At the end of Tuesday, the Dow Jones Index (US30) fell by 0.62%. The S&P 500 Index (US500) was down 1.07%. The Nasdaq Technology Index (US100) lost 1.66%. Tesla shares fell by 5.3% after RBC Capital Markets lowered its price target, citing increasing EV competition. Alphabet shares fell by 2.3% after news that Google will acquire cloud security company Wiz for $32 billion. Other tech giants including Nvidia and Palantir also fell in price by 3.4% and 4% respectively. Investors are on edge ahead of Wednesday’s Federal Reserve decision, with markets generally expecting rates to remain unchanged. Meanwhile, a stronger-than-expected rise in housing starts contrasted with inflation concerns over pressure on import prices, adding to market uncertainty.

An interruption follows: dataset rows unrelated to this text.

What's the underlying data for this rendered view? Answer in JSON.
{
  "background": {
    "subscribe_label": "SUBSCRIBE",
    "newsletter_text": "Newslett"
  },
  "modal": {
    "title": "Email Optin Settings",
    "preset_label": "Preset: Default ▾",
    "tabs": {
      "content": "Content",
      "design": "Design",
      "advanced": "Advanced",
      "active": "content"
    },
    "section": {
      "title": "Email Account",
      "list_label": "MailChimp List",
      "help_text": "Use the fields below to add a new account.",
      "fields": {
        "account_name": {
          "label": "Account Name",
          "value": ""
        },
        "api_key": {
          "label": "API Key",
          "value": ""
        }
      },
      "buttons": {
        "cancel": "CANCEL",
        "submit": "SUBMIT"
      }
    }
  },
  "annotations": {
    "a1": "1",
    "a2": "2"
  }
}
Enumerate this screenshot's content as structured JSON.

Equity markets in Europe rose steadily yesterday. Germany’s DAX (DE40) rose by 0.98%, France’s CAC 40 (FR40) closed 0.50% higher, Spain’s IBEX 35 (ES35) gained 1.58%, and the UK’s FTSE 100 (UK100) closed positive 0.29%. Germany’s outgoing parliament approved a significant increase in government borrowing, including a major overhaul of the country’s debt rules. The deal, negotiated by the election-winning conservative CDU/CSU bloc, as well as the SPD and Greens, exempts defense spending from debt limits and sets out a €500 billion infrastructure investment plan. As for monetary policy, traders have lowered expectations for ECB rate cuts this year and are now only looking at two cuts, likely in April and June. In addition, interest rates are not expected to fall below 2%.

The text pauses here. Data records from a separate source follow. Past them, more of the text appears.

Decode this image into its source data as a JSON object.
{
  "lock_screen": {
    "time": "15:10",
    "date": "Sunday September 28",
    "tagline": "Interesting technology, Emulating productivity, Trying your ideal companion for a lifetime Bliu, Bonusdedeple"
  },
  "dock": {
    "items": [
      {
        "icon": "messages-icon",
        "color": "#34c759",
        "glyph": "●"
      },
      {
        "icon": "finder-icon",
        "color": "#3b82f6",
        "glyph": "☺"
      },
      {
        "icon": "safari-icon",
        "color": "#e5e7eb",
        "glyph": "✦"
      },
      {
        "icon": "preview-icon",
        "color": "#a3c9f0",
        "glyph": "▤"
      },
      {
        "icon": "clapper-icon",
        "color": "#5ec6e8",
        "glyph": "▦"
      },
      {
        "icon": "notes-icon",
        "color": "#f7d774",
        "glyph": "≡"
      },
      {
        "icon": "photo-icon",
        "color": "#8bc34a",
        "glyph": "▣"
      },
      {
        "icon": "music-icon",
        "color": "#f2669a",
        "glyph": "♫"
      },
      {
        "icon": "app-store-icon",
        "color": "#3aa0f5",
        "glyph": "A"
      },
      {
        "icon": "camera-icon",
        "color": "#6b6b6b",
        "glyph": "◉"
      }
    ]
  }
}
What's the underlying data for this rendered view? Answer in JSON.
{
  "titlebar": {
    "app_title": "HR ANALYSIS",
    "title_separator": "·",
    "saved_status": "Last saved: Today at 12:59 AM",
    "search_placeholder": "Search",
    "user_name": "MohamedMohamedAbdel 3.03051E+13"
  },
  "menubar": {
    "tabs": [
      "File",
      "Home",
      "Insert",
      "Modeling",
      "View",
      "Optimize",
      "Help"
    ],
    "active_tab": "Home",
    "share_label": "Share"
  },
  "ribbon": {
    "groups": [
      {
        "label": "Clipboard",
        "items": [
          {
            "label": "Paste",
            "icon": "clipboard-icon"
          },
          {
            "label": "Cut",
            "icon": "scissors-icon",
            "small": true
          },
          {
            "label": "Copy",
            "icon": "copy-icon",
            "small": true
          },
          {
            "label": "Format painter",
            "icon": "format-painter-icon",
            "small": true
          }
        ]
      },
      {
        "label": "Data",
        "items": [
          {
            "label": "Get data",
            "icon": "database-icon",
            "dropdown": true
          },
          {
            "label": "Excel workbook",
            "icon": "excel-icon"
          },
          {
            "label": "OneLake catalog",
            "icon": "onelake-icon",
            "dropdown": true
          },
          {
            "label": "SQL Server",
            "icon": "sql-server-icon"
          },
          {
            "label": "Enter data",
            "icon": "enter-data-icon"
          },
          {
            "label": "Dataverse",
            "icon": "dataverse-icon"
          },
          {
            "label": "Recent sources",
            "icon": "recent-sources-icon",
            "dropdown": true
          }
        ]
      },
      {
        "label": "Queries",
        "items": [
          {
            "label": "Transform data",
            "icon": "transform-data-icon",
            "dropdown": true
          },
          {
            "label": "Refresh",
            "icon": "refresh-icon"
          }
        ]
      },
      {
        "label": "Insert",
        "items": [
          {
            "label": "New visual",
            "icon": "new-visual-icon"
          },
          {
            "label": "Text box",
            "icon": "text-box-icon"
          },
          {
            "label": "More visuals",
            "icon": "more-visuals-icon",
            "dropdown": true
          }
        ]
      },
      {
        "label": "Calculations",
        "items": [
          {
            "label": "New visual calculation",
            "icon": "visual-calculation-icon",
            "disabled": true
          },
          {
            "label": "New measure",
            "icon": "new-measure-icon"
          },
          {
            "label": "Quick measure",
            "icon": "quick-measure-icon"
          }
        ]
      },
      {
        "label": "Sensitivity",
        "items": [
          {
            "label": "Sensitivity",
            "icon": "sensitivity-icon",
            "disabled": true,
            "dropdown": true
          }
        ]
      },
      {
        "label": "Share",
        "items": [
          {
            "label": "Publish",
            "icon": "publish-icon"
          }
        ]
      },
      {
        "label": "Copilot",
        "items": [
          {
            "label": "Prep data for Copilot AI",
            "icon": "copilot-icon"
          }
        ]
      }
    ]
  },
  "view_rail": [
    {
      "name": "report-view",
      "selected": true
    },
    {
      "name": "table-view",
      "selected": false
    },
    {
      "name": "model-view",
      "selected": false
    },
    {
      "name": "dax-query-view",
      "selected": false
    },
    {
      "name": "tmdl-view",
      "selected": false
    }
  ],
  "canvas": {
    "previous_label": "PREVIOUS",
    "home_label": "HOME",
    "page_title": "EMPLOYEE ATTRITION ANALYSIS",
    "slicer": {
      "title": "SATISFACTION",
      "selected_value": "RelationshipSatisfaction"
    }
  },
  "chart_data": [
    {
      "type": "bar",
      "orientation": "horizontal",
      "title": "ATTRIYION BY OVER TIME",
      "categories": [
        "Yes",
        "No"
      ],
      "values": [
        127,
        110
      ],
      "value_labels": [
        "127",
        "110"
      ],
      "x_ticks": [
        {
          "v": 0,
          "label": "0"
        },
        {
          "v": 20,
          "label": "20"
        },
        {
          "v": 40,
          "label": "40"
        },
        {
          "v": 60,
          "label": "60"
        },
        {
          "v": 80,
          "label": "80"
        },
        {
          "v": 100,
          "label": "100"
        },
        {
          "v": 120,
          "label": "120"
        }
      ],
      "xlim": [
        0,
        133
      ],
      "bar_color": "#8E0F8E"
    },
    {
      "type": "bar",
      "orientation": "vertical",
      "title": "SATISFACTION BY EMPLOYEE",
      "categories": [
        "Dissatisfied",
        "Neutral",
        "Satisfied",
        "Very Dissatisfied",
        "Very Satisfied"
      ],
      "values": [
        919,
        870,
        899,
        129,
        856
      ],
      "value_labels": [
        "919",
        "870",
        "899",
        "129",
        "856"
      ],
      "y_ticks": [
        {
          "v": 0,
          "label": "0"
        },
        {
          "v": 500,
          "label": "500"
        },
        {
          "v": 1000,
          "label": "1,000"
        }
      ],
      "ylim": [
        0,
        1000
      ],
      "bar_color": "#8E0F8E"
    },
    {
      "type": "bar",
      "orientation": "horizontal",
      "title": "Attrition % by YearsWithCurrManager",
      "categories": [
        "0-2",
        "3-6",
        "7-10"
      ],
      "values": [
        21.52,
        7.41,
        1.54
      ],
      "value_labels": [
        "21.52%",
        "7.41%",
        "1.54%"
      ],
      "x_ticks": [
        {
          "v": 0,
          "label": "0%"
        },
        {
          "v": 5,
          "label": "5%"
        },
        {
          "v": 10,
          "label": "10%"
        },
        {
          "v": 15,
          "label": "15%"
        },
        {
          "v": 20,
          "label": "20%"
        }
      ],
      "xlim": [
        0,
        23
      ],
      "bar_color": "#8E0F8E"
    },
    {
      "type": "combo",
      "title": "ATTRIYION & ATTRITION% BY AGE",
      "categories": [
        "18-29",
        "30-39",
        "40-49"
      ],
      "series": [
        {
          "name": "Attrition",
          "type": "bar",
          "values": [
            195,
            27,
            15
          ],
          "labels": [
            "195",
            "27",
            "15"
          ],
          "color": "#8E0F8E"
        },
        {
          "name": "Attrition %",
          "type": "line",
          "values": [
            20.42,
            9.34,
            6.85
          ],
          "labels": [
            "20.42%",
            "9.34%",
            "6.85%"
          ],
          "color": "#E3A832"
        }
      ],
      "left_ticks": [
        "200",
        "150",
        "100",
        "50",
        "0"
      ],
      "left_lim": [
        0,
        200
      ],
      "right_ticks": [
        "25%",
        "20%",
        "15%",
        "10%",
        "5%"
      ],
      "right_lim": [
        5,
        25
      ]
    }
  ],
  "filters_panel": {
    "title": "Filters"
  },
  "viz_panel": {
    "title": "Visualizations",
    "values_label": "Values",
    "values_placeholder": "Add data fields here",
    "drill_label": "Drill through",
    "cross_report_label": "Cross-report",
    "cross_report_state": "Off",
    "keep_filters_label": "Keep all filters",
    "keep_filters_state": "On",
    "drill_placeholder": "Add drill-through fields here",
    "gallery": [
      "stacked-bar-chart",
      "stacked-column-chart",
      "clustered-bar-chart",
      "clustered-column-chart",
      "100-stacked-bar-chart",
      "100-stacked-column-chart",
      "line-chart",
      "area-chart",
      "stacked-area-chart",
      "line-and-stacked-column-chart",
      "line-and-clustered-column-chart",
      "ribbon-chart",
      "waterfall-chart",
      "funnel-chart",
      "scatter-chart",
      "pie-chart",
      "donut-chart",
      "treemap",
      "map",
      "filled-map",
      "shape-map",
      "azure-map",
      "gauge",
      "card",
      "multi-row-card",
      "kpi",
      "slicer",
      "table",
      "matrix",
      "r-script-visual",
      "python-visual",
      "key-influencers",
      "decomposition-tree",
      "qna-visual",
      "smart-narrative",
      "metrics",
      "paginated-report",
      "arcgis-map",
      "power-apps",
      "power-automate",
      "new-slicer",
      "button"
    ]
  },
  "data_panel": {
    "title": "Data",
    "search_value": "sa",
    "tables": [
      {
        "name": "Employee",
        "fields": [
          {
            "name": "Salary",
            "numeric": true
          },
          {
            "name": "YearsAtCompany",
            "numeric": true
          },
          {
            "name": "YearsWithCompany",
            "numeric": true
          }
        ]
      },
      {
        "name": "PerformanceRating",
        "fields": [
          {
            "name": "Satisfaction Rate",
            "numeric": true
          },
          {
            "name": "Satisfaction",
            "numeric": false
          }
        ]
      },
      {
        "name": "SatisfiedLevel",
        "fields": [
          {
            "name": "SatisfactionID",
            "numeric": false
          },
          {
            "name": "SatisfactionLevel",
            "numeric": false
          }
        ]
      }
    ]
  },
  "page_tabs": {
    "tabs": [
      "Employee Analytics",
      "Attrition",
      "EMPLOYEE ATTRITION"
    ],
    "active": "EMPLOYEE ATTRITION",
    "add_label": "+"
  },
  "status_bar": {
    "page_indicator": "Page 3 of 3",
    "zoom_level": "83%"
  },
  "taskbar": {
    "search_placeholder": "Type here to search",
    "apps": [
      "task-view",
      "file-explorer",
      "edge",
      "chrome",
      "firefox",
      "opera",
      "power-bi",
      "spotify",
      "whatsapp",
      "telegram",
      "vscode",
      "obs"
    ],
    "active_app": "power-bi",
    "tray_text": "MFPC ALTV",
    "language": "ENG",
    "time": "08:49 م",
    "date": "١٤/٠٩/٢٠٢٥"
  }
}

WTI crude oil prices fell to $66.9 a barrel on Tuesday, wiping out gains over the past two sessions as the market is pressured by oversupply concerns. Oil demand is slowing due to weakening global trade and shipping, exacerbated by the ongoing trade war unleashed by US President Donald Trump, which continues to weigh on major economies and reduce growth. In addition, OPEC and its allies are set to increase production by 138,000 barrels per day, the first increase since 2022, leading to an expected surplus. Meanwhile, hopes for a ceasefire in Ukraine have led to speculation that sanctions on Russian oil could be lifted, potentially leading to a rebound in supplies.
The US natural gas prices (XNG/USD) rose more than 2% to $4.1 per mmbpd on Tuesday on record LNG exports and lower daily production. Output fell to a three-week low of 104.1 bcf/d, although the monthly average remains above February’s record.

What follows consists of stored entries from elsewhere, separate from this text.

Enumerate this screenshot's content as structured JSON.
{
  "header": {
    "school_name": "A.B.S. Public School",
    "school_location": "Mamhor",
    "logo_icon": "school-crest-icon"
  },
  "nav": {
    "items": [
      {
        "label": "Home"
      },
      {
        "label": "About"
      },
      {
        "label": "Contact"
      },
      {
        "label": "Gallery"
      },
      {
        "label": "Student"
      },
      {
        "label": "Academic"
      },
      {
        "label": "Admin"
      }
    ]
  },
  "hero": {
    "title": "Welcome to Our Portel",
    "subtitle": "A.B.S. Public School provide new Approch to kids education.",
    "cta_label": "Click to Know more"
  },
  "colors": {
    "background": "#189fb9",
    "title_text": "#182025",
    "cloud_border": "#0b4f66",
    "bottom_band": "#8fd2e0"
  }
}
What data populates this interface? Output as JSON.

Asian markets were mostly rising yesterday. Japan’s Nikkei 225 (JP225) rose by 1.20%, China’s FTSE China A50 (CHA50) fell by 0.16%, Hong Kong’s Hang Seng (HK50) gained 2.46%, and Australia’s ASX 200 (AU200) was positive 0.08%. Mainland Chinese stocks retreated from multi-month highs as investors booked profits following a strong rally in Chinese technology and artificial intelligence-related stocks. The sector was also pressured by a renewed sell-off in shares of US tech giants.
The Bank of Japan left interest rates unchanged at 0.5%, as expected. The Central Bank maintained its expectations that Japan’s economy is likely to continue growing above potential but acknowledged some signs of weakness. Policymakers also favored giving more time to assess the impact of rising global economic risks, particularly higher US tariffs. Meanwhile, the monthly Tankan survey showed Japanese manufacturers were pessimistic in March amid concerns over US tariffs and a slowdown in China’s economy. Separate data showed Japan’s trade balance turned into a surplus in February, helped by strong exports.
The Australian dollar stabilized near $0.636 on Wednesday after a volatile start to the week as investors continued to assess the Reserve Bank of Australia’s monetary policy outlook. On Tuesday, RBA assistant governor Sarah Hunter said the February interest rate cut was aimed at easing restrictive policy, but emphasized that the board remains more cautious than markets about further rate cuts.